On Monday, Murray reiterated that she understood the government had bought the Trans Mountain pipeline out of a concern for the national interest and that support for the pipeline had helped achieve a national climate plan.
However in August 2018, after the federal court of appeal quashed the government's approval of the pipeline, Alberta Premier Rachel Notley said her government was pulling out of the national climate agreement until the project was back on track.
.@JoyceMurray has long been a trusted voice for her community, after spending 25 years as a successful businesswoman and environmental advocate. Please join me in welcoming her as President of the Treasury Board and Minister of Digital Government: https://t.co/ndbVikwvzy pic.twitter.com/mvGUwgXsyR— Justin Trudeau (@JustinTrudeau) March 18, 2019
Third Treasury Board president since January
This is the third time since January that the position of Treasury Board president has changed hands. That month, Scott Brison, who had held the job since 2015, announced he was stepping down.
This triggered a shuffle on Jan. 14, which resulted in Philpott moving to the Treasury Board and Jody Wilson-Raybould being moved from her position as justice minister and attorney general, over to veterans affairs.

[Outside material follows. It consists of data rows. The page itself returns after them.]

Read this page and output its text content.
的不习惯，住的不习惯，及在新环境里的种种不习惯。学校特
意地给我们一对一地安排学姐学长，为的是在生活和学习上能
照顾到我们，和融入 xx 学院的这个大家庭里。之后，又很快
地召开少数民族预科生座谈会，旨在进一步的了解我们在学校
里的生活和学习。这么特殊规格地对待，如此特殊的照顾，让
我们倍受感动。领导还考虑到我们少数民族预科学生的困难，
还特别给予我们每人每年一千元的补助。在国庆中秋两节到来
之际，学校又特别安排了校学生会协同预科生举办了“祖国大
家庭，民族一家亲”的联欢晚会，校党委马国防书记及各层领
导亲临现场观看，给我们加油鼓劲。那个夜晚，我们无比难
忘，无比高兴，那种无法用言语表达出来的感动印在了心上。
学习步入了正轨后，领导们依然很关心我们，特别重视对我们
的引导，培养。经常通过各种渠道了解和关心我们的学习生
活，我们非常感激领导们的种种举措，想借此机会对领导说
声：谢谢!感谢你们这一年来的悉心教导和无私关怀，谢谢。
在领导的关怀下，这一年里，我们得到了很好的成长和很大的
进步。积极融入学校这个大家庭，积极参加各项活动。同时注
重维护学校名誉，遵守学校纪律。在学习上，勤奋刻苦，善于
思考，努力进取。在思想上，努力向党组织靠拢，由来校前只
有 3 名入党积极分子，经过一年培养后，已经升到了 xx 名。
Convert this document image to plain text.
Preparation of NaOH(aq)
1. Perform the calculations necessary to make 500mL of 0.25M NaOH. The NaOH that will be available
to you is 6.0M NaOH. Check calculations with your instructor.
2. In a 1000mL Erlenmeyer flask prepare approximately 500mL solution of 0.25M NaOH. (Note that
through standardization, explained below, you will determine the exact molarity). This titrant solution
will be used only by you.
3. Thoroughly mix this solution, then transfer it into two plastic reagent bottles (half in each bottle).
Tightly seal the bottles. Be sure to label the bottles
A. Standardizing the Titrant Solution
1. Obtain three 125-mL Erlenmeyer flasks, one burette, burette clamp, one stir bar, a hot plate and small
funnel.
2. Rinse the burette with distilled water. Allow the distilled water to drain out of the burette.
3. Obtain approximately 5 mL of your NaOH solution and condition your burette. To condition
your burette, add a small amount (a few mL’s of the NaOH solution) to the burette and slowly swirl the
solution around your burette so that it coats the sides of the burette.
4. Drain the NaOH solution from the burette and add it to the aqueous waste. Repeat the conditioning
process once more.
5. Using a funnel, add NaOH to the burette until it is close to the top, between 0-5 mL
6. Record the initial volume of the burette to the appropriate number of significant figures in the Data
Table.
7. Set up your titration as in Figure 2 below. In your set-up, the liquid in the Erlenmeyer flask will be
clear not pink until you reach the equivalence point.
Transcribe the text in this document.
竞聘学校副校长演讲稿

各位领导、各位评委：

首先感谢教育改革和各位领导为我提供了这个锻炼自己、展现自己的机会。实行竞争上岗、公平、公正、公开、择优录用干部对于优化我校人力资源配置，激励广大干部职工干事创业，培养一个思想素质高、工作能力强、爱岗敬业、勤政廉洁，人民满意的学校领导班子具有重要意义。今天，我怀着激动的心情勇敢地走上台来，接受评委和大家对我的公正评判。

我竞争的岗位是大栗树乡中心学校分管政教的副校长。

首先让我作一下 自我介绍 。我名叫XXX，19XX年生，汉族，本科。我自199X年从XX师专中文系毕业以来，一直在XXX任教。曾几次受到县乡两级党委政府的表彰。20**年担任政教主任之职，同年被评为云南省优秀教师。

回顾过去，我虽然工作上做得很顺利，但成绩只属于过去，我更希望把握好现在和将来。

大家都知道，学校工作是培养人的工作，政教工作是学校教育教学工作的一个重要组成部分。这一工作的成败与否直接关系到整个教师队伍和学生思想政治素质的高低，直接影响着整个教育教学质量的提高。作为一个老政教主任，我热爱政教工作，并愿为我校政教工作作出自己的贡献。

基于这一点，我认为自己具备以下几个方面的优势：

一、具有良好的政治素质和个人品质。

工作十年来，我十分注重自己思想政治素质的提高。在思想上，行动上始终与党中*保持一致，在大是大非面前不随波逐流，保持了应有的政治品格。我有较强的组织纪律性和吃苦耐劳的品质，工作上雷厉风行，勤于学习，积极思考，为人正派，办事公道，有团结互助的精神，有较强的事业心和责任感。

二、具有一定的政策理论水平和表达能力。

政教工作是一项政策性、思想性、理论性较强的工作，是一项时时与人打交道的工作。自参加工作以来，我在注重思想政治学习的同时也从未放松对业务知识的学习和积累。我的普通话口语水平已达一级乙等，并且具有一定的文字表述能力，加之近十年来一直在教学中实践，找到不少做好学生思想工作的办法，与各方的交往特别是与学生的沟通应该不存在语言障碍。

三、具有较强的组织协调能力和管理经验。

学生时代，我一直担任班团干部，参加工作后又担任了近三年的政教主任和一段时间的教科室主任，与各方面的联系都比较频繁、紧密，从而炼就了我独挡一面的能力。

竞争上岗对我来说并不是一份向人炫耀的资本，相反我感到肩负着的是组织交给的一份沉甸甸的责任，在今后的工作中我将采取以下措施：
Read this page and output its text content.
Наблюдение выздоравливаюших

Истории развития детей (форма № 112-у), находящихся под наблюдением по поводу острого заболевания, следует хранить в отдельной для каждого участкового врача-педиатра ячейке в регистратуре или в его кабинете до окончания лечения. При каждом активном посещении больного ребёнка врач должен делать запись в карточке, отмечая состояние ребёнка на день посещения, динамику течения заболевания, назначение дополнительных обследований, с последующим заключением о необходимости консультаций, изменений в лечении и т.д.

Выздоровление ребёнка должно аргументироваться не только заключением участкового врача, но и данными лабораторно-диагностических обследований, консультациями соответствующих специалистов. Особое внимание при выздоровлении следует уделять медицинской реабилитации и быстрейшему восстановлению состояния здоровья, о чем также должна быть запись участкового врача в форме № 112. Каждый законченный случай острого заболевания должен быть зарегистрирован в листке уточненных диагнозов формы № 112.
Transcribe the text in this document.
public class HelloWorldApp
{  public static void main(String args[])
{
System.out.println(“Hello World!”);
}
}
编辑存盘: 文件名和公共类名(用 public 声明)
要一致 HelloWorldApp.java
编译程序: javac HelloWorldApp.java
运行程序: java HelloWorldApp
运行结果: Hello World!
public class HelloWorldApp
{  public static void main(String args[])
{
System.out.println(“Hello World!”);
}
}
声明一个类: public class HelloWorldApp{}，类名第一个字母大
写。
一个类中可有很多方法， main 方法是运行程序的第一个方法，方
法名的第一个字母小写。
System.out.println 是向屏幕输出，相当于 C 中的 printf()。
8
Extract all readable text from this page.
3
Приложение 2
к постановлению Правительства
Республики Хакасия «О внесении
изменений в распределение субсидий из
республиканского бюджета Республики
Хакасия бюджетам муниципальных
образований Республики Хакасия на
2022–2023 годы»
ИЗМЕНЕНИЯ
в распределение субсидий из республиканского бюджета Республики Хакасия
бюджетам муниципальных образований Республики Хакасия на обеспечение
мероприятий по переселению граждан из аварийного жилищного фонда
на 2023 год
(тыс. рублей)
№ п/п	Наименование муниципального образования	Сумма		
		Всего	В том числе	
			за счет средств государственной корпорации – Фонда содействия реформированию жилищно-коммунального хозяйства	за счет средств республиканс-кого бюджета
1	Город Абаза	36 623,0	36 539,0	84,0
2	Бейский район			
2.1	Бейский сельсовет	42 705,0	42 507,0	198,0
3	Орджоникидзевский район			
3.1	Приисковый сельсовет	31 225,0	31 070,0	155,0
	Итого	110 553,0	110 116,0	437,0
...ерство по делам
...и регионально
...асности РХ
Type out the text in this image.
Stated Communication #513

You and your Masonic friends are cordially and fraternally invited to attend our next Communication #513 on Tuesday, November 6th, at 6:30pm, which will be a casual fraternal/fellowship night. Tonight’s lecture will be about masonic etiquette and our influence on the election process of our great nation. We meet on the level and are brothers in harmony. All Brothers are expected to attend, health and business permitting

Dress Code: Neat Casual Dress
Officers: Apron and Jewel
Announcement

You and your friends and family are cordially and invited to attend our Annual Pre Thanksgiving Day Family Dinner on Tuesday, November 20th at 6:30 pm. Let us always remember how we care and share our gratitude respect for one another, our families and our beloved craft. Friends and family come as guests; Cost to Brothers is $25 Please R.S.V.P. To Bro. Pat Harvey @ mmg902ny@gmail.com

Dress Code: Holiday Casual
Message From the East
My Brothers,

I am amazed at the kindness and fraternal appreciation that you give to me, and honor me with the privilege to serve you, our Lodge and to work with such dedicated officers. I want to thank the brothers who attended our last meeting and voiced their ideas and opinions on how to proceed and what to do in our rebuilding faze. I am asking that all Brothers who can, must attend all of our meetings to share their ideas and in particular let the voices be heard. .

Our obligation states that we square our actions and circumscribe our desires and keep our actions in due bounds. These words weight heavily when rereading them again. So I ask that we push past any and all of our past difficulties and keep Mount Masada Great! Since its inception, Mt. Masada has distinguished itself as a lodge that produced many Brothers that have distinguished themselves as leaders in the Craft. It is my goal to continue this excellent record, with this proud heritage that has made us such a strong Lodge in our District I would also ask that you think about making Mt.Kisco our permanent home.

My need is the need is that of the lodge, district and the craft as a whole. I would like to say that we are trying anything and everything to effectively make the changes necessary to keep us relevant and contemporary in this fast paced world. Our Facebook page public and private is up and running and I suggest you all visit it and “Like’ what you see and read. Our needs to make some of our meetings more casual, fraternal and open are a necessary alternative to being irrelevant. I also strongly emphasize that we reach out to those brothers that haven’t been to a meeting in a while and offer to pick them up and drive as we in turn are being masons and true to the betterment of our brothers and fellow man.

A few weeks after that early January shuffle, a Feb. 7 report in the Globe and Mail threw Trudeau's government into a crisis over allegations Wilson-Raybould had been inappropriately pressured to intervene in the criminal prosecution of Montreal engineering giant SNC-Lavalin.
Wilson-Raybould resigned on Feb. 12, less than a week after the report had surfaced. Trudeau's principal secretary, Gerald Butts, also resigned on Feb. 18, saying he had done nothing wrong, but wanted to be free to defend himself.
Canada's top civil servant, Clerk of the Privy Council Michael Wernick, disputed the news report in front of the House of Commons justice committee on Feb. 21, saying it included errors and speculation.
But Wilson-Raybould's own testimony to the justice committee a week later on Feb. 27 rattled political Ottawa. She described in detail a series of meetings where she experienced pressure from Trudeau, his top aides as well as Wernick. These included conversations where she alleged members of Trudeau's office told her office that the Liberals might not be re-elected in the 2019 election if she failed to intervene in the criminal prosecution.
On March 1, Trudeau named Lawrence MacAulay to replace Wilson-Raybould at veterans affairs, but several days later, Philpott resigned, saying she had lost confidence in how the government had handled the issue..
Wilson-Raybould and Philpott both still sit as Liberal MPs.
Wernick went back to the justice committee on March 6 to deny he acted in a partisan manner during his previous comments. He also presented new information on the government's "public interest consideration" in play with SNC-Lavalin.
The day after, Trudeau held a press conference, refusing to acknowledge any inappropriate pressure, but accepting blame for being blind to what he called an “erosion of trust” between himself and Wilson-Raybould.
Trudeau maintains the government was only looking out for the 9,000 Canadians employed by SNC-Lavalin when he asked Wilson-Raybould to take another look at offering a deferred prosecution agreement to the company, allowing it to avoid a criminal trial.
However it is not clear whether 9,000 jobs are actually in danger if the firm was hit with a criminal conviction. Butts was unable to cite any evidence during his own testimony to the justice committee.
Editor's note: This article was updated at 11:56 a.m. ET on March 18, 2019 with additional background information.